Early and late advanced atrioventricular block in acute inferior myocardial infarction


ALTUN A., ÖZKAN B., GÜRÇAĞAN A., KADI H., ÖZÇELİK F., ÖZBAY G.

Coronary Artery Disease, cilt.9, sa.1, ss.1-4, 1998 (SCI-Expanded, Scopus) identifier identifier identifier

  • Yayın Türü: Makale / Tam Makale
  • Cilt numarası: 9 Sayı: 1
  • Basım Tarihi: 1998
  • Doi Numarası: 10.1097/00019501-199809010-00001
  • Dergi Adı: Coronary Artery Disease
  • Derginin Tarandığı İndeksler: Science Citation Index Expanded (SCI-EXPANDED), Scopus
  • Sayfa Sayıları: ss.1-4
  • Anahtar Kelimeler: Early advanced atrioventricular block, Inferior myocardial infarction, Late advanced atrioventricular block, Prognosis
  • Trakya Üniversitesi Adresli: Evet

Özet

Background. Advanced atrioventricular block is a frequent complication in patients with inferior acute myocardial infarction (AMI); in patients in hospital, it often occurs concurrently with other complications and is associated with high mortality. Very little information is available about early and late advanced atrioventricular block in inferior AMI. We hypothesized that the time of appearance of advanced atrioventricular block characterized by poor response to atropine requiring temporary pacemaker therapy may affect the prognosis of patients with inferior AMI. Methods.

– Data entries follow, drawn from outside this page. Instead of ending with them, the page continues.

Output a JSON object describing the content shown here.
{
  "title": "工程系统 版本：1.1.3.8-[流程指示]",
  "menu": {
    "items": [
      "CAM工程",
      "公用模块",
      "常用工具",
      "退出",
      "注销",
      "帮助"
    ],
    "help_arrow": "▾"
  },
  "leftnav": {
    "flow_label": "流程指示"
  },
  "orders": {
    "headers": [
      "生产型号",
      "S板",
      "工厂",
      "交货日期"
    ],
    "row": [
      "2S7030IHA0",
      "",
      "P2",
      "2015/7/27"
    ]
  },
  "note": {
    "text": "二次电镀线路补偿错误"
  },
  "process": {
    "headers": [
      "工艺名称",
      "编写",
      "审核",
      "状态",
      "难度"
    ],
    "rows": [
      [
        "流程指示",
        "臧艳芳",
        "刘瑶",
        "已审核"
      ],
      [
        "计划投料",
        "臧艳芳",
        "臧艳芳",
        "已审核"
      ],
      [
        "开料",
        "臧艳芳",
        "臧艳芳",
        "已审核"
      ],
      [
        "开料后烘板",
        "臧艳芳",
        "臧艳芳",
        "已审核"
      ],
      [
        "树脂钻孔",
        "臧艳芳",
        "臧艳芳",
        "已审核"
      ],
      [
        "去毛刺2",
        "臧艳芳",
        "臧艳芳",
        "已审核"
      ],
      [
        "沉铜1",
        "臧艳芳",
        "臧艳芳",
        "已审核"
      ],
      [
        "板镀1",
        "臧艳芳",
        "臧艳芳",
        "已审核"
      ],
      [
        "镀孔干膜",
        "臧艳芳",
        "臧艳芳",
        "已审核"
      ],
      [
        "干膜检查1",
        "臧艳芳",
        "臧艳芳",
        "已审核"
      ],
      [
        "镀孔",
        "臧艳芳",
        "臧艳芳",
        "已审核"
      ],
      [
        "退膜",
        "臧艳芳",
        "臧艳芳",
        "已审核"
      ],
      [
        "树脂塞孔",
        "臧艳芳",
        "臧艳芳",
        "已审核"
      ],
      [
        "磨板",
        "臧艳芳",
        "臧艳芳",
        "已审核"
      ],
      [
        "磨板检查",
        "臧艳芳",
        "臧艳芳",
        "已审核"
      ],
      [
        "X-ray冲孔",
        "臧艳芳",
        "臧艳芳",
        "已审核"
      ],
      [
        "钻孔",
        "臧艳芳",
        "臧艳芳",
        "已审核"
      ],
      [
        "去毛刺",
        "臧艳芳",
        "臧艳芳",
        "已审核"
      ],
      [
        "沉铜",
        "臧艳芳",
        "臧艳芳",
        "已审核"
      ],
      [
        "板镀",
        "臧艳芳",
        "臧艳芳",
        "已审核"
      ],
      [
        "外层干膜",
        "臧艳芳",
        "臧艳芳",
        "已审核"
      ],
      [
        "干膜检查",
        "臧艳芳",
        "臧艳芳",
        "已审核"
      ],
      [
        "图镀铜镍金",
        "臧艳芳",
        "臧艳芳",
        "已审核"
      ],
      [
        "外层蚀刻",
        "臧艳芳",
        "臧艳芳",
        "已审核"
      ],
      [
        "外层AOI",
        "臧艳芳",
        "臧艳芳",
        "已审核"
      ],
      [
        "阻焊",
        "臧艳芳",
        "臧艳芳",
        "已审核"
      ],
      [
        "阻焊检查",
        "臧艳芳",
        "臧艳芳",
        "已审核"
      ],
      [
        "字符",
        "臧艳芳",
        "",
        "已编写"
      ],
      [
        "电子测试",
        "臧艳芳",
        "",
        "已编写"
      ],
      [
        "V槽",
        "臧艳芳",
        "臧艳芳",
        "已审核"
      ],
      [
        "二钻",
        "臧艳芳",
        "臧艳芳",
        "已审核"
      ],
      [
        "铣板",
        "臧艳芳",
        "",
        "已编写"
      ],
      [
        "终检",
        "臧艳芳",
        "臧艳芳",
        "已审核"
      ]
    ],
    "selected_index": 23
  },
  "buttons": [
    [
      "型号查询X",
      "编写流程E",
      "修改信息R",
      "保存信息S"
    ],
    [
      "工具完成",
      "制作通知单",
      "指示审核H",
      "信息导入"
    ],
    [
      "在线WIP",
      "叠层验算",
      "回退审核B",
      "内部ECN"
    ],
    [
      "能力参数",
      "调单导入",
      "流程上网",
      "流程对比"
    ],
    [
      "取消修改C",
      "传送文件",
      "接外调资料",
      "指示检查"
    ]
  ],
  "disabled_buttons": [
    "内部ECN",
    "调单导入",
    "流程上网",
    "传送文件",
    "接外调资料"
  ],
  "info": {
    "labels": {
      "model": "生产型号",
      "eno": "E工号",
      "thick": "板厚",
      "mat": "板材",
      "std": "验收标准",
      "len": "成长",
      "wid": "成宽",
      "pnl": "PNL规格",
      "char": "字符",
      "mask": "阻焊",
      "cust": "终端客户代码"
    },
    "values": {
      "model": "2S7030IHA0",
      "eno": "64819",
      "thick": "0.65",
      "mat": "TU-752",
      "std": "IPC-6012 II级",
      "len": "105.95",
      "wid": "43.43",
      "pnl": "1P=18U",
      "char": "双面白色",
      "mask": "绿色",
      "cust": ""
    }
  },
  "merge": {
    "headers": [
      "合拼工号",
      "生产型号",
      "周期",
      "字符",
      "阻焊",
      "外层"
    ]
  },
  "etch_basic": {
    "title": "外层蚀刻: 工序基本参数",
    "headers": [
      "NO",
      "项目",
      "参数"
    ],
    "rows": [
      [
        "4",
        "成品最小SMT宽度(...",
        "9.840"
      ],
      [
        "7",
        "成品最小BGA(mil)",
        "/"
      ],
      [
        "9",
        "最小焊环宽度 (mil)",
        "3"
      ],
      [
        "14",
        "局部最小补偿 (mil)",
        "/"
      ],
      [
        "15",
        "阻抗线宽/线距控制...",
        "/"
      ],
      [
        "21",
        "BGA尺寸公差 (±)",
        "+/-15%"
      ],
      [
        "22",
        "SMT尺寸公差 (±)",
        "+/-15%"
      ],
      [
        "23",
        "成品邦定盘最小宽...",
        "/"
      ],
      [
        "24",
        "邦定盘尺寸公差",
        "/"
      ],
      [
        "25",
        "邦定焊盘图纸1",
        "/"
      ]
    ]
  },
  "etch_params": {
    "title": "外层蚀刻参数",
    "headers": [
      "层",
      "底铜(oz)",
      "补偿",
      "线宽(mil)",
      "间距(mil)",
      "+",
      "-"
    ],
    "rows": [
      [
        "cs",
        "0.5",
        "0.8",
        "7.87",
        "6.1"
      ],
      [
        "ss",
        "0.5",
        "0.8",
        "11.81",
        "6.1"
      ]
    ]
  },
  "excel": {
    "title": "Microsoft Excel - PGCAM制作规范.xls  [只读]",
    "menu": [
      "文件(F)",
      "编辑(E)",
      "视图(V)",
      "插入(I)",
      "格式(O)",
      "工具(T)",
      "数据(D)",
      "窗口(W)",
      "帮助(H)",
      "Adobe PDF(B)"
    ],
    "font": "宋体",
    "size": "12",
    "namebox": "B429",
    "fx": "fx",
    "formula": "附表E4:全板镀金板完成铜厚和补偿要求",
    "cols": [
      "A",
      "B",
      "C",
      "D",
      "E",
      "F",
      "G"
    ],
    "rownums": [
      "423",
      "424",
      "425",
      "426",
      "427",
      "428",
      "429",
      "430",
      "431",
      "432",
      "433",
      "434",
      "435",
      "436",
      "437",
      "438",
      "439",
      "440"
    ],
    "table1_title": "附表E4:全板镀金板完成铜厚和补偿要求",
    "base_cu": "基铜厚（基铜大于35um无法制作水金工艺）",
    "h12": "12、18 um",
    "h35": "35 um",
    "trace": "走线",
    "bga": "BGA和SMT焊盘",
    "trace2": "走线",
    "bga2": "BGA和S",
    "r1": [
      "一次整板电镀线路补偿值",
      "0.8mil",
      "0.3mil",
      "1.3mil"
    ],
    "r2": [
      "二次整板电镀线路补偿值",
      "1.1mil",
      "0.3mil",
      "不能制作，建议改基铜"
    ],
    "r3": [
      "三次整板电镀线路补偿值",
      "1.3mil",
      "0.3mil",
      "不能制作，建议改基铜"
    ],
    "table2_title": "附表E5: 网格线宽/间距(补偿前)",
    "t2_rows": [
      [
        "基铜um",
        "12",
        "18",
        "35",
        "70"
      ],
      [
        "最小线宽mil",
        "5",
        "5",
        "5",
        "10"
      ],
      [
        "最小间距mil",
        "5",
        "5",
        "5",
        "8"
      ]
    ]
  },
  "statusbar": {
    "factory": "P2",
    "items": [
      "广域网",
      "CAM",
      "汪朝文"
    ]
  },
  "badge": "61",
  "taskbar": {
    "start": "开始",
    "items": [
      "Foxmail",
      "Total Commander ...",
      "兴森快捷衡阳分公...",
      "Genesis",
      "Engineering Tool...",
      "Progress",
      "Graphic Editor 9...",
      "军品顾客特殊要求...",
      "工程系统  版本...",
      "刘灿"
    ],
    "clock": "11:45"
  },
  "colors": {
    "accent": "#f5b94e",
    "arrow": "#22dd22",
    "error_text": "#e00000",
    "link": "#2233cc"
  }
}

We studied 51 patients with inferior AMI and advanced atrioventricular block characterized by poor response to atropine requiring temporary pacemaker therapy. According to pre-established electrocardiographic criteria and the time of appearance of the advanced atrioventricular block, patients were divided into two groups: an early block group consisting of 30 patients who developed advanced atrioventricular block during the first 24 h of inferior AMI, and a late block group consisting of 21 patients who developed advanced atrioventricular block after the first 24 h of chest pain. Results. The groups were similar regarding age, coronary risk factors, frequency of right ventricular infarction, QRS score, atrial and ventricular rates, the time of return to first-degree atrioventricular block, cardiac arrhythmias, heart failure and mortality. The early advanced atrioventricular block group included a greater number of men than did the late group (P = 0.017). Conclusion. These data suggest that the time of appearance of advanced atrioventricular block does not affect the prognosis of hospital patients with inferior AMI.